U.S. production of ready-to-cook chicken has more than doubled since 1990 and hit a record 40.6 billion pounds in 2015, up 4 percent from the year before, according to the U.S. Department of Agriculture.

As a result of heavy pollution, some poultry states now require farmers to file nutrient management plans, documenting how farmers will use chicken waste. The plans require detailed soil analysis.

Nebraska does not require these plans unless a farm is required to have a permit as a large animal feeding operation. Such a permit for chicken barns is required only if the operation has the potential to discharge waste into state waters, a Nebraska Department of Environmental Quality spokesman said. Agency inspectors make that determination.

“Typically, if sited and designed correctly, these do not require permits,” said the spokesman, Brian McManus.

However, Lincoln Premium Poultry will require nutrient management plans anyway, and will provide farmers access to a consultant who can help them write the plans, said Walt Shafer, the company’s project manager.

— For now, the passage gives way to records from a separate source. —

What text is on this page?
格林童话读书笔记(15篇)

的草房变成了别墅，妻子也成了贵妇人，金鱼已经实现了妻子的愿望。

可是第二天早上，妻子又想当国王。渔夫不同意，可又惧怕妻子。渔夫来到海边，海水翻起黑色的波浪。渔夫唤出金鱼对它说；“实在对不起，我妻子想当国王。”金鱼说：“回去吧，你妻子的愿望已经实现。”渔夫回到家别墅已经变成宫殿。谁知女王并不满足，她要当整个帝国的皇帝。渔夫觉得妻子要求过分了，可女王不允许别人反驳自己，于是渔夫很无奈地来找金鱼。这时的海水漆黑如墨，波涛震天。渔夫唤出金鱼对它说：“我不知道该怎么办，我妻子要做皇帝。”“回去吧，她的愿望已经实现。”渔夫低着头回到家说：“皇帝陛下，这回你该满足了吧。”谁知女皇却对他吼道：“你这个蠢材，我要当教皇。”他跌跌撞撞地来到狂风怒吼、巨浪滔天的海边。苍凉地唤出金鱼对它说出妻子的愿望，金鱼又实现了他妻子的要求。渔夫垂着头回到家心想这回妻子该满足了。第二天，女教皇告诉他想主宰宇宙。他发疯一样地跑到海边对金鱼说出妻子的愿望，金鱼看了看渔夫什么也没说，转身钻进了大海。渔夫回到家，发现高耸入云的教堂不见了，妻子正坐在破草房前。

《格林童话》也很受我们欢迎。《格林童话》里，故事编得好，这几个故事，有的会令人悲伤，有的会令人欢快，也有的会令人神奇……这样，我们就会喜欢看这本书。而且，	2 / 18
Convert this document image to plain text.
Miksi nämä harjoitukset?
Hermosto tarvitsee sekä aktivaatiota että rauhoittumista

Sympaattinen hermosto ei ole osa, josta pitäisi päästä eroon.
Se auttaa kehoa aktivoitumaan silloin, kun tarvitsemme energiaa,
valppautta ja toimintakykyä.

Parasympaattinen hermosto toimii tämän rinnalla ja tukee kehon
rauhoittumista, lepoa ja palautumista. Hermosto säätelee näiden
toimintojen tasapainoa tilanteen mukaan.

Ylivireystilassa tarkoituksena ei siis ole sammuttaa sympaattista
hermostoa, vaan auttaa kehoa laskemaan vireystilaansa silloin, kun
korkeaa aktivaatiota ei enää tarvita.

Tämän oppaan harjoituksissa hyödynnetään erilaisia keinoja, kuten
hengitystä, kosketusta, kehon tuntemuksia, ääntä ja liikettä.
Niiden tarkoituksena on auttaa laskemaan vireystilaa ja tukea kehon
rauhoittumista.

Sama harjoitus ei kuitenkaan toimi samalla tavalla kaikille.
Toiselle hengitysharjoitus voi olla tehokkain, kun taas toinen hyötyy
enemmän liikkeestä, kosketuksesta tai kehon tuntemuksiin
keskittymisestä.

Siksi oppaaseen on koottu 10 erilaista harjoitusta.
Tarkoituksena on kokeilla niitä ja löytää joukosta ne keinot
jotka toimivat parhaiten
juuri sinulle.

“We absolutely are going to do it right,” he said.

Lincoln, working from an office in Fremont, is run by former executives of poultry companies including Pilgrim’s Pride, along with an executive of Crider Foods, the Georgia company that supplies Costco with canned chicken.

State and local officials say the state’s existing poultry industry has not caused concern.

In Waverly, where MBA Poultry processes chicken, public works director Tracey Whyman said the city has not had a problem with odor, water or air pollution. State permits require wastewater samples to be taken and reported to the state and federal environmental agencies and to the city, Whyman said. Waverly Mayor Mike Werner called MBA a good corporate citizen.

A spokesman for the Nebraska Department of Environmental Quality said it has not had to take any enforcement action against MBA and has not had any reports of pollution discharge into state waters.

Still, the growth of MBA hit some opposition this year. The Gage County Board in September narrowly approved a local farmer’s application for a permit for poultry barns after earlier rejecting it. Concerns included how the farmer would handle manure and any dead birds. Nearby residents opposed the farmer and packed the County Board room, according to media reports.

County boards in the region around Fremont may face similar concerns from residents as the Costco project unfolds over the next two years.